# Setup 



In [None]:
%%bash
# Install deps from 
# https://github.com/mwydmuch/ViZDoom/blob/master/doc/Building.md#-linux

apt-get update


apt-get install build-essential zlib1g-dev libsdl2-dev libjpeg-dev \
nasm tar libbz2-dev libgtk2.0-dev cmake git libfluidsynth-dev libgme-dev \
libopenal-dev timidity libwildmidi-dev unzip

# Boost libraries
apt-get install libboost-all-dev

In [None]:
!pip install vizdoom
!pip install ray 
!pip install ray['rllib']
!pip install Ipython --upgrade


In [None]:
import os 
from google.colab import drive
import sys

#need this to load vizdoom module 
system_path = '/content/drive/MyDrive/GitHub/INM363-Project'
drive.mount('/content/drive')
sys.path.append(system_path)

system_path = '/content/drive/MyDrive/GitHub/INM363-Project/src' 
sys.path.append(system_path)

#need this to use gpu on ray 
os.environ['PYTHONPATH'] = '/content/drive/MyDrive/GitHub/INM363-Project' 
os.environ['PYTHONPATH']

In [None]:
from src.vizdoom_gym.envs.VizDoomEnv import VizdoomEnv
from src.vizdoom_gym.envs.VizDoomEnv_def import VizDoomVeryDenseReward

In [None]:
from ray.tune.registry import register_env
import gym
import ray
import ray.rllib.agents.ppo as ppo
import shutil
import torch

In [None]:
device = torch.device("cuda:0" if torch.cuda.is_available() else "cpu")
print("device: ", device, "\n")

from psutil import virtual_memory
ram_gb = virtual_memory().total / 1e9
print('Your runtime has {:.1f} gigabytes of available RAM\n'.format(ram_gb))

if ram_gb < 20:
  print('Not using a high-RAM runtime')
else:
  print('You are using a high-RAM runtime!')
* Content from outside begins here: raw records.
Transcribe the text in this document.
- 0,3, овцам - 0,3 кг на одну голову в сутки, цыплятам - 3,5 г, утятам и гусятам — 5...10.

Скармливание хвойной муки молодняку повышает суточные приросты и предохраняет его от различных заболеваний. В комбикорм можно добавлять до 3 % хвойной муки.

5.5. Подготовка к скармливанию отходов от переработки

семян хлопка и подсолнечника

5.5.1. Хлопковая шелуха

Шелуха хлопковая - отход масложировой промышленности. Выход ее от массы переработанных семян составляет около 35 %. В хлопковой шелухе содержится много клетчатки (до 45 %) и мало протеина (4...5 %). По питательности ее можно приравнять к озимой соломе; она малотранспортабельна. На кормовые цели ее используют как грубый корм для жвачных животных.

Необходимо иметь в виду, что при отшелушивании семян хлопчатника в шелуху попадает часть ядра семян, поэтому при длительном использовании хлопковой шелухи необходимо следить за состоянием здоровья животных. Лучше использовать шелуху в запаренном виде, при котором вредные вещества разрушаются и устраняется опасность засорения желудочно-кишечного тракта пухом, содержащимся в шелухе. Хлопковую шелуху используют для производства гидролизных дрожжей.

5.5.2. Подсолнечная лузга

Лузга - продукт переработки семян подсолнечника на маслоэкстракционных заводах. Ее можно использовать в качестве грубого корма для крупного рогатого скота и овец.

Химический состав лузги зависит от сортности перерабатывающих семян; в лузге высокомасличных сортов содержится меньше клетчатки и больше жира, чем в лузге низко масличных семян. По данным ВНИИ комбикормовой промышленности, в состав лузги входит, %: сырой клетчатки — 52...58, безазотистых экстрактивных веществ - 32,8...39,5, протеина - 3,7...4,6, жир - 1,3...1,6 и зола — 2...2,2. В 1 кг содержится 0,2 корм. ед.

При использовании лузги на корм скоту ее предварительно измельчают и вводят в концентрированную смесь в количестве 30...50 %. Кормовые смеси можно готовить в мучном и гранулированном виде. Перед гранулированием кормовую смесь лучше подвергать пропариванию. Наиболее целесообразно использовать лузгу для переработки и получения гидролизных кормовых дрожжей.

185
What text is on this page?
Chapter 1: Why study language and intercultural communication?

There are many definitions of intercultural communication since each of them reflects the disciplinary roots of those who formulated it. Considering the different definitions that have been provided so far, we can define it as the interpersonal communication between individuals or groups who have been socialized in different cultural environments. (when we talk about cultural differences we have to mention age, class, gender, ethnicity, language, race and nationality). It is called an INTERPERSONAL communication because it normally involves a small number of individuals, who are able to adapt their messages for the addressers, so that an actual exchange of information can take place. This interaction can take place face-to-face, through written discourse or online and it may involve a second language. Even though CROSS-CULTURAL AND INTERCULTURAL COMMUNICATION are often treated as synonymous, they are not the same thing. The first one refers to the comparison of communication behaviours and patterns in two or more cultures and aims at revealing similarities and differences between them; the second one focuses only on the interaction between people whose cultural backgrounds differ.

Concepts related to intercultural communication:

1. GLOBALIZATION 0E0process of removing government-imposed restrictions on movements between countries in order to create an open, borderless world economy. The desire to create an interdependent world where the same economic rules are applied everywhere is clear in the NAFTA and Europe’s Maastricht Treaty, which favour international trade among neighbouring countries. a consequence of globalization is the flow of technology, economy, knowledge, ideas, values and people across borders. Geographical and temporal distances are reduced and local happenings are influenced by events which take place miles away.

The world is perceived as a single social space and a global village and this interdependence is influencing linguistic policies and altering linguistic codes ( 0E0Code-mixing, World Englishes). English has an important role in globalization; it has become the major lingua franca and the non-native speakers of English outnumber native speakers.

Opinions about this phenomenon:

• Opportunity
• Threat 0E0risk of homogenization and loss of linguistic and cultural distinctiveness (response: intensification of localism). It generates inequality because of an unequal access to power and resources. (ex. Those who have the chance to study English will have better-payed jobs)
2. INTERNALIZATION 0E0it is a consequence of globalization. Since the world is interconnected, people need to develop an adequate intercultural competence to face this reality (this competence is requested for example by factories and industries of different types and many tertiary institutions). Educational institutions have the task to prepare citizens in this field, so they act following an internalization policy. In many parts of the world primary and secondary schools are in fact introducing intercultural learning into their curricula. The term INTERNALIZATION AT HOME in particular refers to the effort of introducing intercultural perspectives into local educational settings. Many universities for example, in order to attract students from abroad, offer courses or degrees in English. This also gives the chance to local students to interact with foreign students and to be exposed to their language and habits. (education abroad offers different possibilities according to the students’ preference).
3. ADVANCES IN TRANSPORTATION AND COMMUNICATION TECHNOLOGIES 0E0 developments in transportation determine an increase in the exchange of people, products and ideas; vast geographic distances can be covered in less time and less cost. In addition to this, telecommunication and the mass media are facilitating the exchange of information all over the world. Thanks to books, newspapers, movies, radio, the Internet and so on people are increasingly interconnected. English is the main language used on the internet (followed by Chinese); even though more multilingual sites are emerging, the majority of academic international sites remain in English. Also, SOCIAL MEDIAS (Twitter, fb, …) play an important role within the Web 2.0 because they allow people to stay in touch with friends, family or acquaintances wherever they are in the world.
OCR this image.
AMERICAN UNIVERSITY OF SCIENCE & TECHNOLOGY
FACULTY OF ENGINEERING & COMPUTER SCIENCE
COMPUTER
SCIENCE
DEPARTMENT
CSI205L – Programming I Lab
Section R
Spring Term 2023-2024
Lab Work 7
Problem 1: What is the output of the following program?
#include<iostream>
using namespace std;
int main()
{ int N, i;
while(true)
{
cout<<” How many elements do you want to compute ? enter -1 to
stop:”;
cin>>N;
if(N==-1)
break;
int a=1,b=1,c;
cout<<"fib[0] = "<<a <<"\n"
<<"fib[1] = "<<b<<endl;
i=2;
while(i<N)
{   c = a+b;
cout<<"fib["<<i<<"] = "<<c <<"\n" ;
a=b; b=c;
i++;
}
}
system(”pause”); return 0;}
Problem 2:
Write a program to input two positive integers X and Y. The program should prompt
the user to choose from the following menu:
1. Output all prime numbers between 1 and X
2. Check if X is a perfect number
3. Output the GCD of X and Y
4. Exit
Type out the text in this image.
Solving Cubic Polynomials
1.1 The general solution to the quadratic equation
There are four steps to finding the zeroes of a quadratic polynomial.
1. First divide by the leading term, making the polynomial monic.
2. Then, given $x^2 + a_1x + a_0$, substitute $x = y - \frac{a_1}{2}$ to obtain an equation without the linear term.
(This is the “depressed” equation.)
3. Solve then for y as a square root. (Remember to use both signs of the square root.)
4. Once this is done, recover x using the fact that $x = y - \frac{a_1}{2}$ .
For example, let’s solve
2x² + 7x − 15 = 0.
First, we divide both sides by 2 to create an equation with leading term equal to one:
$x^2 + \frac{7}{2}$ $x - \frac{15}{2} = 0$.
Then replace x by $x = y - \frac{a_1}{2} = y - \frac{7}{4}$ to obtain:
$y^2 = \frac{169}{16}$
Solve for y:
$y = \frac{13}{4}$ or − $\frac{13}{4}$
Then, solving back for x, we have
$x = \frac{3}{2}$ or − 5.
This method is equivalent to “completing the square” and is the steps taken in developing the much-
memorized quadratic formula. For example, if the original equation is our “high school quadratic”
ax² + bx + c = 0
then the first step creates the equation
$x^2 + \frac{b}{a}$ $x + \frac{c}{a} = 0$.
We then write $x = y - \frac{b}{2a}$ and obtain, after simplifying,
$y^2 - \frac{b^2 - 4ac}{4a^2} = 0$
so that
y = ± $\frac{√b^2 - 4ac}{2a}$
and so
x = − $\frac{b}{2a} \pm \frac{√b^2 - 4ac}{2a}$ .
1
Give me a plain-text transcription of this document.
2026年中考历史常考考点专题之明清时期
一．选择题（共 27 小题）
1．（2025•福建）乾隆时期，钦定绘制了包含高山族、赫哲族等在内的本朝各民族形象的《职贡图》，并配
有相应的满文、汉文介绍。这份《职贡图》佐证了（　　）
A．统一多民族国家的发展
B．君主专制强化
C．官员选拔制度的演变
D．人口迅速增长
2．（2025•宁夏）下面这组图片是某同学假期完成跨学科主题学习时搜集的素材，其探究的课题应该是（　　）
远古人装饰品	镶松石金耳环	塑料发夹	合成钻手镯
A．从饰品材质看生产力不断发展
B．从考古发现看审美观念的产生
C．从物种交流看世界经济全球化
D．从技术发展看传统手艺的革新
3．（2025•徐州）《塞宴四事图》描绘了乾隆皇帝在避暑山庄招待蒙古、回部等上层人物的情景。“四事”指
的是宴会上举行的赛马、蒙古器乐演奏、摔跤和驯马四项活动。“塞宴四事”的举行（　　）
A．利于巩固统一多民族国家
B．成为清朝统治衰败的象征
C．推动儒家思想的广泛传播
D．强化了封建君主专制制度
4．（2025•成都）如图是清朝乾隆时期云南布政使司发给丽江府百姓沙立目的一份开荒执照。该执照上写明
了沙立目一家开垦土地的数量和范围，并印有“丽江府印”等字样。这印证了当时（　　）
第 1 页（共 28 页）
# Create and restore agent from checkpoint

In [None]:
ray.shutdown()
print("Shutdown ray")
# start Ray -- add `local_mode=True` here for debugging
ray.init(ignore_reinit_error=True,  num_cpus =2, num_gpus = 1) #local_mode=True,

print("Initialized ray")

# register the custom environment
select_env = "VizDoomVeryDenseReward-v0"

register_env(select_env, lambda config: VizDoomVeryDenseReward())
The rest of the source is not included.